Muitos consideram as pintas na pele um detalhe estético charmoso, inclusive pessoas famosas ficaram marcadas por conta de sua beleza e por ostentarem pintas como a modelo Cindy Crawford e a atriz Marilyn Monroe. Porém, o que muita gente não sabe é que alguns tipos de pintas são mais suscetíveis ao câncer de pele. Por isso, precisam examinadas.

Para entender um pouco mais sobre este assunto, leia este post que traz informações bastante completas a respeito do tema.

O que são as pintas?

Pintas ou nevos são lesões planas ou elevadas, cuja coloração pode variar da cor da pele ao negro. Normalmente são chamadas pelos dermatologistas de nevos melanocíticos, porque melanócitos são as células que produzem melanina, a substância responsável pela coloração da pele. As pintas ou nevos podem ser pequenas, puntiformes ou até gigantes e atingirem grandes áreas do corpo. Elas podem ser pretas, castanhas, redondas, ovaladas, planas, elevadas, pequenas ou grandes. A maioria delas é inofensiva e representa somente um problema estético. Algumas são, inclusive, charmosas e embelezam o corpo. Mas algumas podem virar câncer!

Quais são as causas das pintas na pele?

As pintas na pele podem ser congênitas ou adquiridas. O conceito de que as pintas de nascença são sempre benignas é apenas parcialmente verdadeiro, principalmente no que se refere aos nevos gigantes. Algumas células se alteram ainda durante a vida embrionária e formam as pintas, as quais podem aparecer desde o nascimento ou surgir durante a vida, desencadeadas por algum motivo como exposição ao sol, gravidez e uso de pílulas anticoncepcionais.

Quais são os principais sinais e sintomas das pintas na pele?

Cada pessoa costuma ter em média 30 pintas espalhadas pelo corpo e podem chegar a mais de 100, porém o tipo delas irá depender do tipo de pele e do padrão familiar de cada um. Enquanto os negros geralmente têm menos pintas que os brancos, algumas pessoas claras apresentam sinais até nas áreas cobertas que não recebem sol, como na região glútea, por exemplo. As pintas que não são congênitas começam a aparecer na infância e tendem a aumentar em número até a meia idade. As pessoas que têm mais pintas que outras costumam ter maior predisposição genética e ficam mais expostas ao sol. Especial atenção e cuidado devem ser dados às pintas que surgem sem que existissem antes e se as já existentes começam a sofrer mudanças.
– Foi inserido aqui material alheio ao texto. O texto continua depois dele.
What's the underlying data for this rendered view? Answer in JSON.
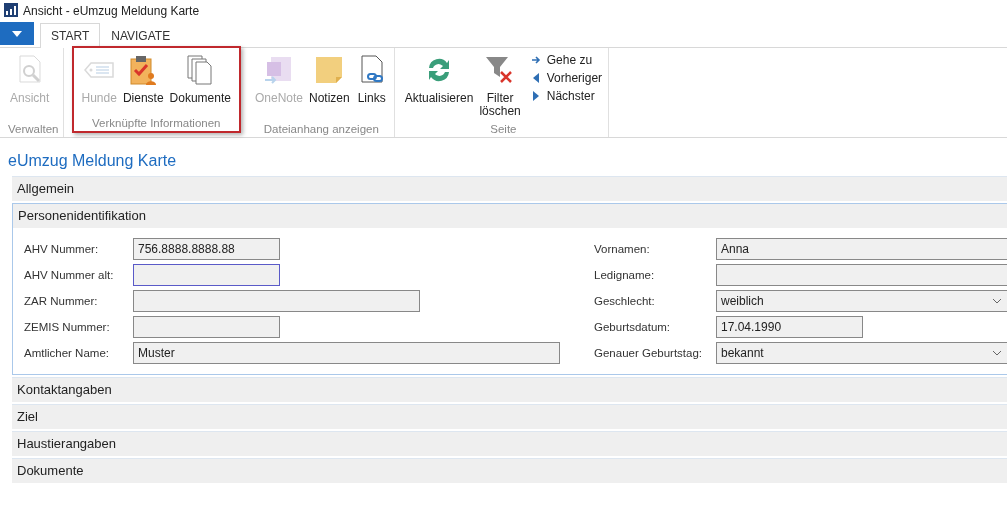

Essas pintas podem ser reconhecidas pela aplicação da regra do ABCD: A de assimetria, quando as pintas são irregulares; B de bordas imprecisas e contornos irregulares e mal definidos; C de coloração, em que há várias tonalidades diferentes dentro de uma só pinta e D de diâmetro, em que elas começam a crescer e atingem mais de seis milímetros.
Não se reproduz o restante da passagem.